Fed Chair Powell Endorses Banks Serving Crypto Clients as Washington Eases Capital Rules

5 hour ago 2 sources positive

Key takeaways:

  • Regulatory shift favors crypto custody over direct exposure, benefiting Bitcoin's institutional adoption.
  • Banks' freed capital could flow into crypto services, boosting sector liquidity and market access.
  • Watch for divergence between regulated crypto banking growth and continued restrictions on bank-held digital assets.

Federal Reserve Chair Jerome Powell has signaled a significant shift in the regulatory stance toward cryptocurrency, stating that traditional banks are "well equipped to serve crypto-related clients." This endorsement suggests that digital assets are moving from the financial fringe toward the core of the financial system, reinforcing growing institutional confidence in Bitcoin and the broader sector.

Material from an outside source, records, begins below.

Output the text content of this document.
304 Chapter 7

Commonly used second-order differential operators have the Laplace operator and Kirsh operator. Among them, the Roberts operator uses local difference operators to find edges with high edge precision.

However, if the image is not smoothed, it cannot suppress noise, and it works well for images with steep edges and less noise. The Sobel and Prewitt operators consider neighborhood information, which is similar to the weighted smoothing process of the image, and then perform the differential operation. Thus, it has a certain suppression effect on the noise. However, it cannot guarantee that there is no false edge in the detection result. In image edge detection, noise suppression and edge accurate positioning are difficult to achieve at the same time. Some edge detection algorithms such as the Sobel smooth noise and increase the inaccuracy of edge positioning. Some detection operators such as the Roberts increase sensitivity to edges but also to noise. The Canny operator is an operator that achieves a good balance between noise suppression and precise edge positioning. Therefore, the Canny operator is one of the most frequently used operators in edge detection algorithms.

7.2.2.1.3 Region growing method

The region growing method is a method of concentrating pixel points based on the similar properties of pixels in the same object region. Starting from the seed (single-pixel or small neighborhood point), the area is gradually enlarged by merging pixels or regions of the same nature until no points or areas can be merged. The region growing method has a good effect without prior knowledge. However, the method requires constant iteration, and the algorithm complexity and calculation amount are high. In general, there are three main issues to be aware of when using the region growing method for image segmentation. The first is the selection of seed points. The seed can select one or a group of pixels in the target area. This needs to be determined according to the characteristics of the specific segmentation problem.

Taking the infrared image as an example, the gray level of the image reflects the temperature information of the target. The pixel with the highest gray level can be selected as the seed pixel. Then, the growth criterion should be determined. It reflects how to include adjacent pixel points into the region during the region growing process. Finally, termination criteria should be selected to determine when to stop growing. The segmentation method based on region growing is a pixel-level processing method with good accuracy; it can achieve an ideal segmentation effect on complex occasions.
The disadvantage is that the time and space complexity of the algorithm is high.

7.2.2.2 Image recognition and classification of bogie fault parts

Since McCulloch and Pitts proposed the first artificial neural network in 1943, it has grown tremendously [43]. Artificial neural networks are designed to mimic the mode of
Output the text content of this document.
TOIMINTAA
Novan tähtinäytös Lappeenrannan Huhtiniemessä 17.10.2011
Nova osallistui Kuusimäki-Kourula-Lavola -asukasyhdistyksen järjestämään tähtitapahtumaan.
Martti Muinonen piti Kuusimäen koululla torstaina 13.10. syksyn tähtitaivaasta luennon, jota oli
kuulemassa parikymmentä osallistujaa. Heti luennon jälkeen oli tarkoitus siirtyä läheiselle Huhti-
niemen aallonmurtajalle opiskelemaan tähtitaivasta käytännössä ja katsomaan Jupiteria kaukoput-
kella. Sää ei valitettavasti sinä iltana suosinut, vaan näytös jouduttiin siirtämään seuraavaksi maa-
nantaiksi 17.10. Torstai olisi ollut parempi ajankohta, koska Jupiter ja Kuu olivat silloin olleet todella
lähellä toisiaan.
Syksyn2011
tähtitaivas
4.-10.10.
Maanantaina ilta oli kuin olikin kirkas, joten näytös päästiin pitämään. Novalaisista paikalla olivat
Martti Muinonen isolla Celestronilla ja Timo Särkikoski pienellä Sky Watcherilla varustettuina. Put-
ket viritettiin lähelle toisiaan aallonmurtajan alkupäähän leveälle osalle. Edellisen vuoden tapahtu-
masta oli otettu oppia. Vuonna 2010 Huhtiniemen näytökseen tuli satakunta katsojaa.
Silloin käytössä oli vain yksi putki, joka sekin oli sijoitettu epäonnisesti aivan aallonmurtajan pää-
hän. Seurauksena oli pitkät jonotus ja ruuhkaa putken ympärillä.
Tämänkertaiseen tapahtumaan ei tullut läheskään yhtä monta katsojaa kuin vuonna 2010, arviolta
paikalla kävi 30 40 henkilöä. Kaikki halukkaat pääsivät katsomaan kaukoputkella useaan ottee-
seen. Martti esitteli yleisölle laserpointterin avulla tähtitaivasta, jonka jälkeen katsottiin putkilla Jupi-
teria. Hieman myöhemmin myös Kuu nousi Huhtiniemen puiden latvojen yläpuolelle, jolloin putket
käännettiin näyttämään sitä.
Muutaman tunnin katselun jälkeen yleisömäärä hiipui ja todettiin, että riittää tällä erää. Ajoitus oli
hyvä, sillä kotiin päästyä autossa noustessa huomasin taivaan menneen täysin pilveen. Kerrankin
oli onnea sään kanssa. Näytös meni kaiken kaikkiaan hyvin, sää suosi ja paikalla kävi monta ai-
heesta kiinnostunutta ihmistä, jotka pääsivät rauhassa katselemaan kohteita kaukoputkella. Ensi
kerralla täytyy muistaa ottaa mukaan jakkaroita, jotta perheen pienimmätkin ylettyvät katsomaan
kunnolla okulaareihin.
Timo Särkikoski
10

Powell's remarks highlight a move toward controlled integration rather than resistance, acknowledging that banks already operate within strict regulatory frameworks with strong compliance systems and risk controls. He believes these institutions can apply similar discipline when offering crypto banking services, positioning them as gateways that could reduce operational barriers for large institutional investors seeking custody solutions and regulated market access.

Concurrently, Washington is preparing a major policy pivot that would ease capital and liquidity requirements for large U.S. banks. Federal Reserve Vice Chair for Supervision Michelle Bowman announced on March 12 that regulators are preparing a softer rewrite of the Basel III endgame rules. The new version could leave large-bank capital requirements roughly flat or slightly lower and potentially free up more than $175 billion in excess capital across the industry, with surcharges for the largest global banks possibly falling by about 10%.

This represents a sharp turn from the 2023 draft proposal under former Vice Chair Michael Barr, which would have raised capital requirements at the biggest banks by about 19%. The revised approach, argued by supporters like Bowman, aims to reduce economic costs and avoid interfering with banks' basic job of supplying credit.

A second critical piece involves liquidity rules. Treasury officials are reconsidering regulations and have floated an idea to give banks regulatory credit for collateral already prepositioned at the Federal Reserve's discount window. This means banks may need to carry less "dead weight" if they can show assets lined up for quick conversion to cash, effectively redesigning the system around a more direct role for the central bank backstop.

The contrast in regulatory treatment is striking: while large banks may gain more flexibility, direct crypto exposure on bank balance sheets continues to face harsher treatment. Basel's thresholds and punitive risk weights can make direct Bitcoin exposure prohibitively expensive, suggesting regulators remain more comfortable backstopping traditional balance-sheet risk than normalizing crypto assets on bank books.

This policy shift occurs against the backdrop of the 2023 regional bank failures (Silicon Valley Bank, Signature Bank, First Republic) and warnings from figures like Senator Elizabeth Warren against weakening capital standards while geopolitical and credit risks are climbing. The rewrite accepts more system vulnerability in exchange for more lending, market activity, and less drag on profitability, acknowledging the financial system's continued dependence on central-bank rescue architecture.